Writer-director Oualid Mouaness’ 1982 is a semi-autobiographical film about the Lebanese civil war, set on the last day before summer vacation at a private school on the outskirts of Beirut. Mouaness places his drama about 11-year-old Wissam (Mohamad Dalli) in love with his classmate Joanna (Gia Madi)—and anxious to tell her so—within the larger drama of the Lebanese civil war and the devastating Israeli invasion of June 1982.
As the war moves closer to the school, fears for the children and political and personal tensions among the adults mount. Yasmine (Nadine Labaki) and Joseph (Rodrigue Sleiman), two teachers, have been conducting some sort of relationship. But they have opposed views of the conflict, and Yasmine’s brother has “gone south” to fight, apparently with one of the right-wing militias.
Mouaness’ film is humane and clearly hostile to ethnic or sectarian divisions. When his older brother tells Wissam that he has a girlfriend from West Beirut, Wissam asks, “Muslim?” “I don’t know. It doesn’t matter,” his brother replies. The radio news reports that only one crossing is open from East Beirut to West Beirut and it is “flooded with refugees.”
The film ends with Beirut under bombardment and Wissam, who draws comic book characters, fantastically protecting it. 1982 sidesteps the political and social questions involved in the Lebanese civil war, essentially a class war between the Palestinians and their Lebanese Muslim allies, on the one side, and the reactionary Maronite Christian ruling elite, on the other. The Israeli government backed the various fascistic Maronite militias as their proxies against the PLO and the Lebanese left. Only three months after the events depicted in Mouaness’ film, in September 1982, the Israeli military was complicit in the savage massacre of 2,000 Palestinian men, women and children by the Phalange militia in the refugee camps of Sabra and Shatila in Beirut.
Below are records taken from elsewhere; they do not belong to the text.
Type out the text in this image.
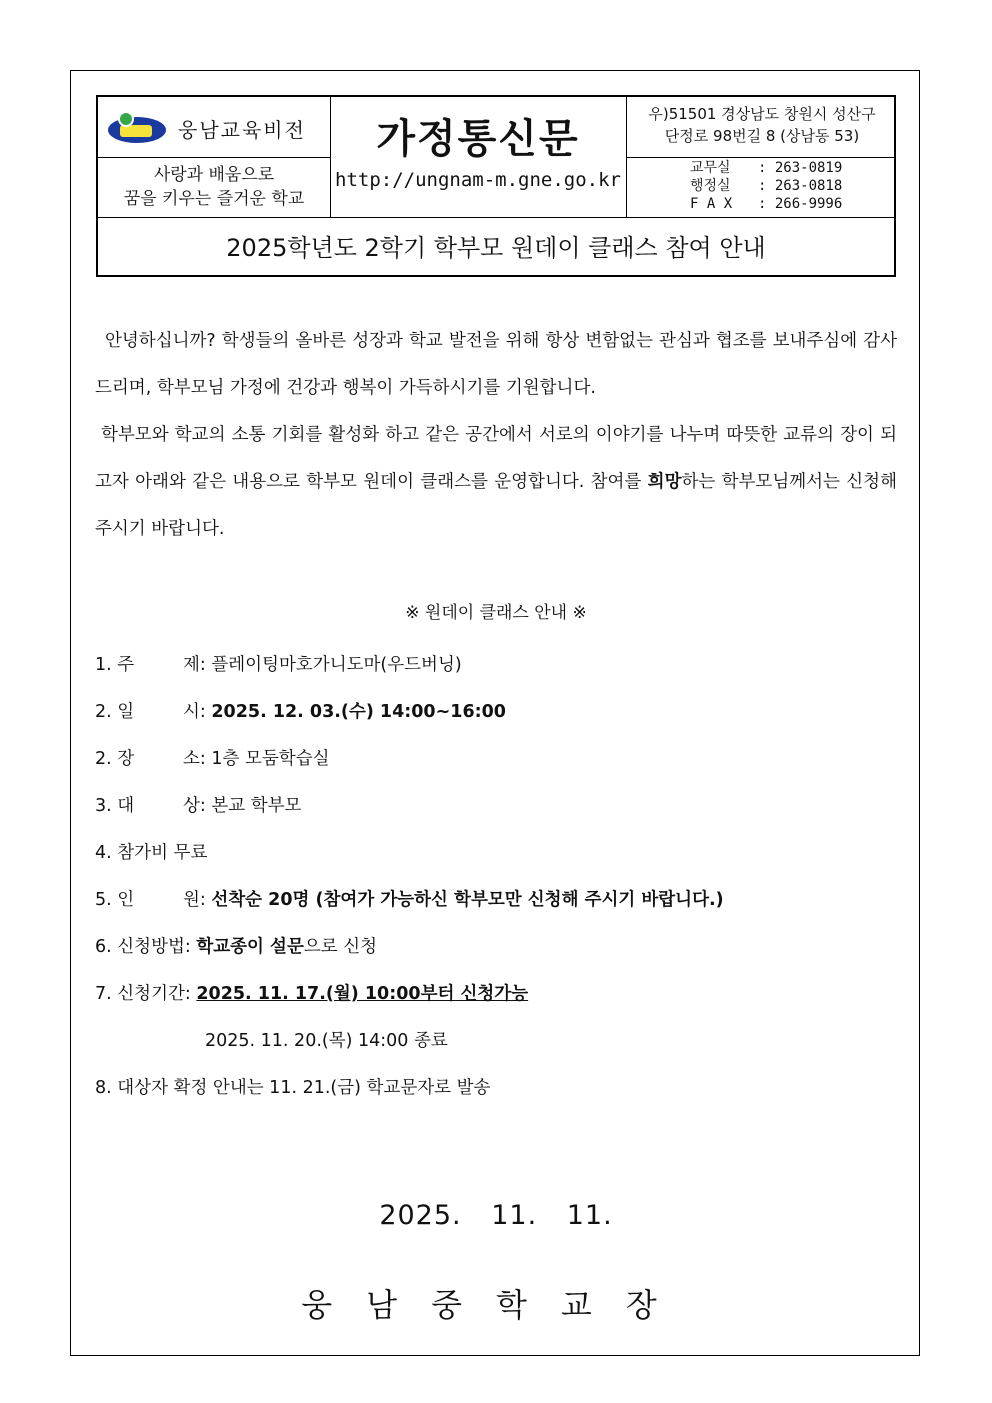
웅남교육비전
사랑과 배움으로
꿈을 키우는 즐거운 학교
가정통신문
http://ungnam-m.gne.go.kr
우)51501 경상남도 창원시 성산구
단정로 98번길 8 (상남동 53)
교무실 : 263-0819
행정실 : 263-0818
F A X : 266-9996
2025학년도 2학기 학부모 원데이 클래스 참여 안내

안녕하십니까? 학생들의 올바른 성장과 학교 발전을 위해 항상 변함없는 관심과 협조를 보내주심에 감사드리며, 학부모님 가정에 건강과 행복이 가득하시기를 기원합니다.

학부모와 학교의 소통 기회를 활성화 하고 같은 공간에서 서로의 이야기를 나누며 따뜻한 교류의 장이 되고자 아래와 같은 내용으로 학부모 원데이 클래스를 운영합니다. 참여를 희망하는 학부모님께서는 신청해 주시기 바랍니다.

※ 원데이 클래스 안내 ※
1. 주	제: 플레이팅마호가니도마(우드버닝)
2. 일	시: 2025. 12. 03.(수) 14:00~16:00
2. 장	소: 1층 모둠학습실
3. 대	상: 본교 학부모
4. 참가비 무료
5. 인	원: 선착순 20명 (참여가 가능하신 학부모만 신청해 주시기 바랍니다.)
6. 신청방법: 학교종이 설문으로 신청
7. 신청기간: 2025. 11. 17.(월) 10:00부터 신청가능
2025. 11. 20.(목) 14:00 종료
8. 대상자 확정 안내는 11. 21.(금) 학교문자로 발송
2025. 11. 11.
웅남중학교장
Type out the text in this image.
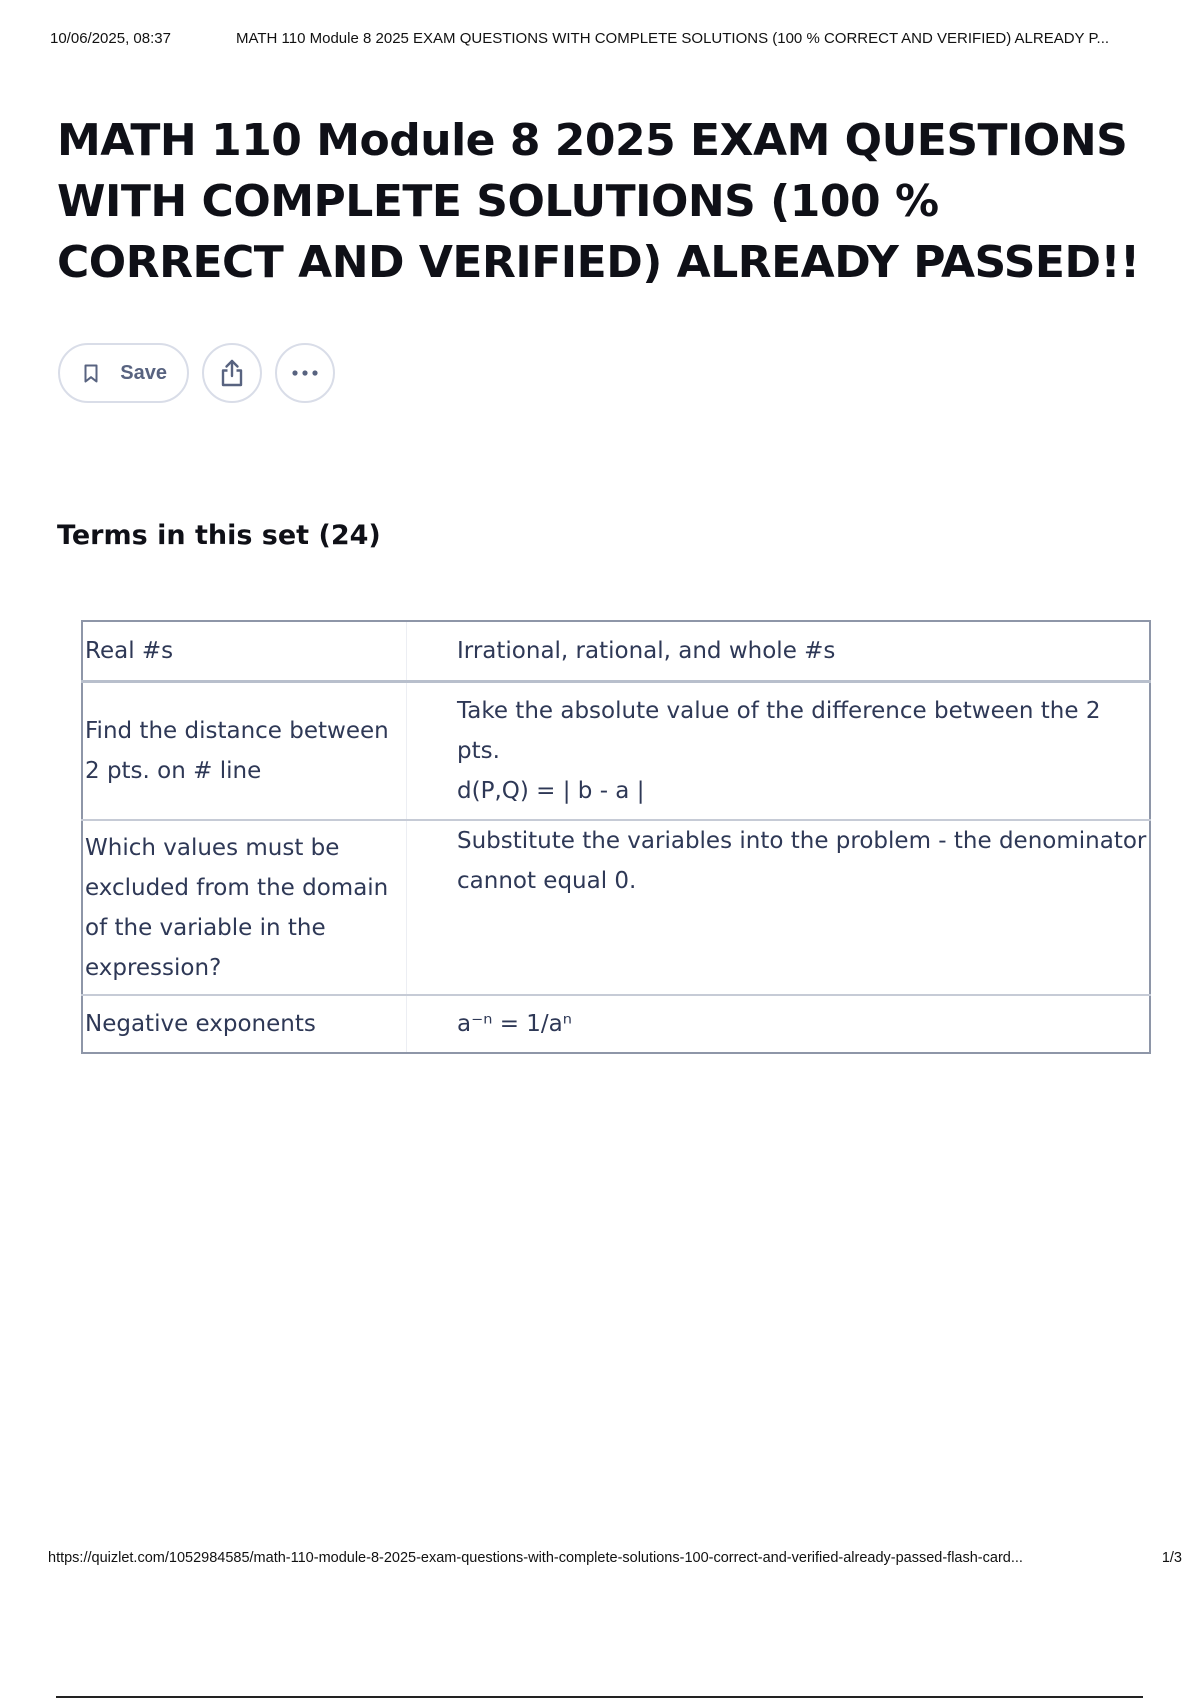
10/06/2025, 08:37	MATH 110 Module 8 2025 EXAM QUESTIONS WITH COMPLETE SOLUTIONS (100 % CORRECT AND VERIFIED) ALREADY P...
MATH 110 Module 8 2025 EXAM QUESTIONS WITH COMPLETE SOLUTIONS (100 % CORRECT AND VERIFIED) ALREADY PASSED!!
Save
Terms in this set (24)
Real #s	Irrational, rational, and whole #s

Find the distance between 2 pts. on # line	Take the absolute value of the difference between the 2 pts.
d(P,Q) = | b - a |

Which values must be excluded from the domain of the variable in the expression?	Substitute the variables into the problem - the denominator cannot equal 0.

Negative exponents	a⁻ⁿ = 1/aⁿ
https://quizlet.com/1052984585/math-110-module-8-2025-exam-questions-with-complete-solutions-100-correct-and-verified-already-passed-flash-card...	1/3
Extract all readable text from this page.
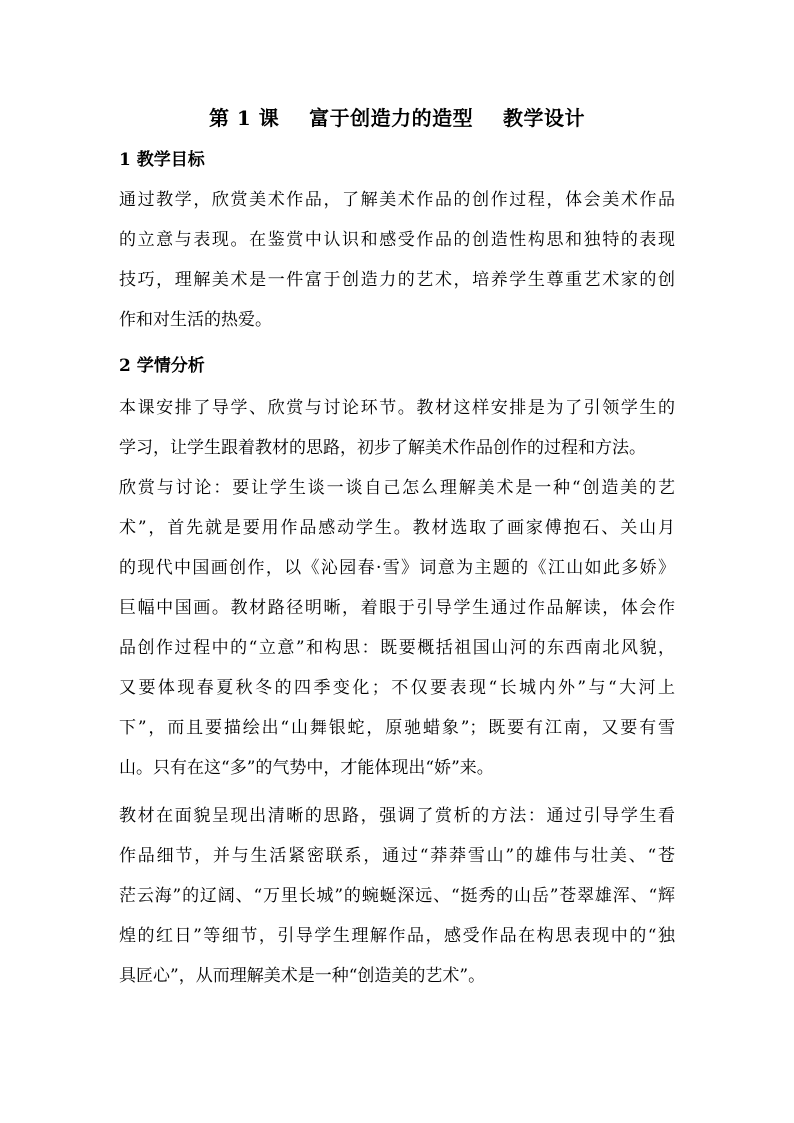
第 1 课    富于创造力的造型    教学设计
1 教学目标
通过教学，欣赏美术作品，了解美术作品的创作过程，体会美术作品
的立意与表现。在鉴赏中认识和感受作品的创造性构思和独特的表现
技巧，理解美术是一件富于创造力的艺术，培养学生尊重艺术家的创
作和对生活的热爱。
2 学情分析
本课安排了导学、欣赏与讨论环节。教材这样安排是为了引领学生的
学习，让学生跟着教材的思路，初步了解美术作品创作的过程和方法。
欣赏与讨论：要让学生谈一谈自己怎么理解美术是一种“创造美的艺
术”，首先就是要用作品感动学生。教材选取了画家傅抱石、关山月
的现代中国画创作，以《沁园春·雪》词意为主题的《江山如此多娇》
巨幅中国画。教材路径明晰，着眼于引导学生通过作品解读，体会作
品创作过程中的“立意”和构思：既要概括祖国山河的东西南北风貌，
又要体现春夏秋冬的四季变化；不仅要表现“长城内外”与“大河上
下”，而且要描绘出“山舞银蛇，原驰蜡象”；既要有江南，又要有雪
山。只有在这“多”的气势中，才能体现出“娇”来。
教材在面貌呈现出清晰的思路，强调了赏析的方法：通过引导学生看
作品细节，并与生活紧密联系，通过“莽莽雪山”的雄伟与壮美、“苍
茫云海”的辽阔、“万里长城”的蜿蜒深远、“挺秀的山岳”苍翠雄浑、“辉
煌的红日”等细节，引导学生理解作品，感受作品在构思表现中的“独
具匠心”，从而理解美术是一种“创造美的艺术”。
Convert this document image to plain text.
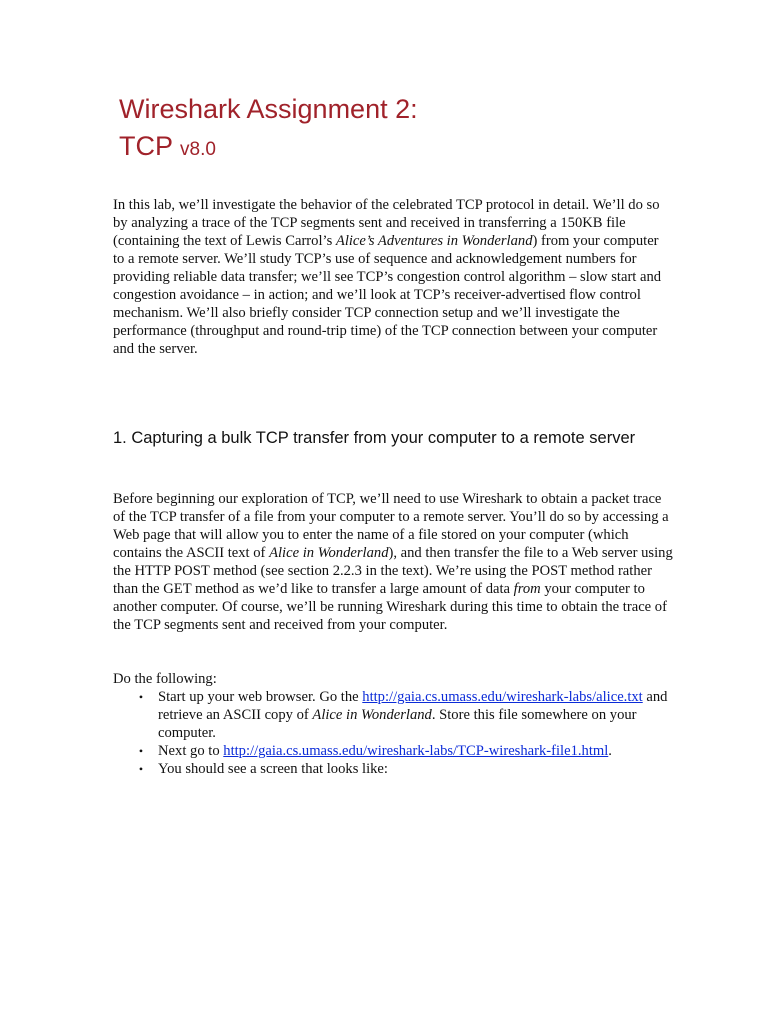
Wireshark Assignment 2:
TCP v8.0

In this lab, we’ll investigate the behavior of the celebrated TCP protocol in detail. We’ll do so by analyzing a trace of the TCP segments sent and received in transferring a 150KB file (containing the text of Lewis Carrol’s Alice’s Adventures in Wonderland) from your computer to a remote server. We’ll study TCP’s use of sequence and acknowledgement numbers for providing reliable data transfer; we’ll see TCP’s congestion control algorithm – slow start and congestion avoidance – in action; and we’ll look at TCP’s receiver-advertised flow control mechanism. We’ll also briefly consider TCP connection setup and we’ll investigate the performance (throughput and round-trip time) of the TCP connection between your computer and the server.

1. Capturing a bulk TCP transfer from your computer to a remote server

Before beginning our exploration of TCP, we’ll need to use Wireshark to obtain a packet trace of the TCP transfer of a file from your computer to a remote server. You’ll do so by accessing a Web page that will allow you to enter the name of a file stored on your computer (which contains the ASCII text of Alice in Wonderland), and then transfer the file to a Web server using the HTTP POST method (see section 2.2.3 in the text). We’re using the POST method rather than the GET method as we’d like to transfer a large amount of data from your computer to another computer. Of course, we’ll be running Wireshark during this time to obtain the trace of the TCP segments sent and received from your computer.

Do the following:

• Start up your web browser. Go the http://gaia.cs.umass.edu/wireshark-labs/alice.txt and retrieve an ASCII copy of Alice in Wonderland. Store this file somewhere on your computer.
• Next go to http://gaia.cs.umass.edu/wireshark-labs/TCP-wireshark-file1.html.
• You should see a screen that looks like:
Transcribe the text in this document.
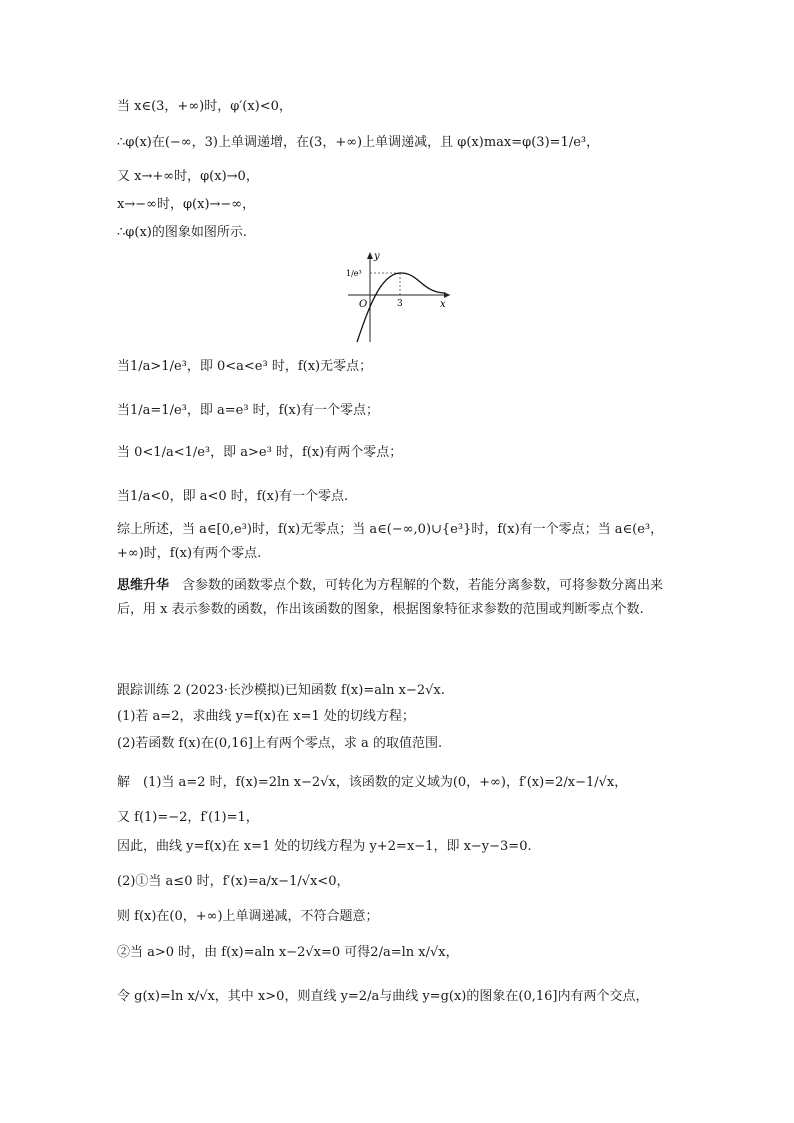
当 x∈(3，+∞)时，φ′(x)<0，
∴φ(x)在(−∞，3)上单调递增，在(3，+∞)上单调递减，且 φ(x)max=φ(3)=1/e³，
又 x→+∞时，φ(x)→0，
x→−∞时，φ(x)→−∞，
∴φ(x)的图象如图所示.
y
x
O	3
1/e³
当1/a>1/e³，即 0<a<e³ 时，f(x)无零点；
当1/a=1/e³，即 a=e³ 时，f(x)有一个零点；
当 0<1/a<1/e³，即 a>e³ 时，f(x)有两个零点；
当1/a<0，即 a<0 时，f(x)有一个零点.
综上所述，当 a∈[0,e³)时，f(x)无零点；当 a∈(−∞,0)∪{e³}时，f(x)有一个零点；当 a∈(e³，+∞)时，f(x)有两个零点.
思维升华　 含参数的函数零点个数，可转化为方程解的个数，若能分离参数，可将参数分离出来后，用 x 表示参数的函数，作出该函数的图象，根据图象特征求参数的范围或判断零点个数.
跟踪训练 2 (2023·长沙模拟)已知函数 f(x)=aln x−2√x.
(1)若 a=2，求曲线 y=f(x)在 x=1 处的切线方程；
(2)若函数 f(x)在(0,16]上有两个零点，求 a 的取值范围.
解　(1)当 a=2 时，f(x)=2ln x−2√x，该函数的定义域为(0，+∞)，f′(x)=2/x−1/√x，
又 f(1)=−2，f′(1)=1，
因此，曲线 y=f(x)在 x=1 处的切线方程为 y+2=x−1，即 x−y−3=0.
(2)①当 a≤0 时，f′(x)=a/x−1/√x<0，
则 f(x)在(0，+∞)上单调递减，不符合题意；
②当 a>0 时，由 f(x)=aln x−2√x=0 可得2/a=ln x/√x，
令 g(x)=ln x/√x，其中 x>0，则直线 y=2/a与曲线 y=g(x)的图象在(0,16]内有两个交点，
Nonetheless, the depth of Mouaness’ anti-war sentiment does make itself felt. The director explains: “In cinema, there’s a freedom to play, to imagine, and to undo history. I wanted out of this invasion, out of this war, out of all that is horrifying. The imagination of Wissam in this film takes us to a place that says what if it simply wasn’t… what if the war wasn’t?
“I hope that this film brings about a much-needed discourse about what happened in 1982, and drives home that fact that this should not happen again. It takes place at a moment that irrevocably changed history and the Middle East. It gives a voice to the Lebanese people who have yet to be heard. It is vociferous in its rejection of war as a means to end conflict.”
If this genuine anti-war sentiment were combined with a greater attention to the harsh historical realities and with less of a noncommittal attitude, 1982 would be a far more compelling and persuasive film.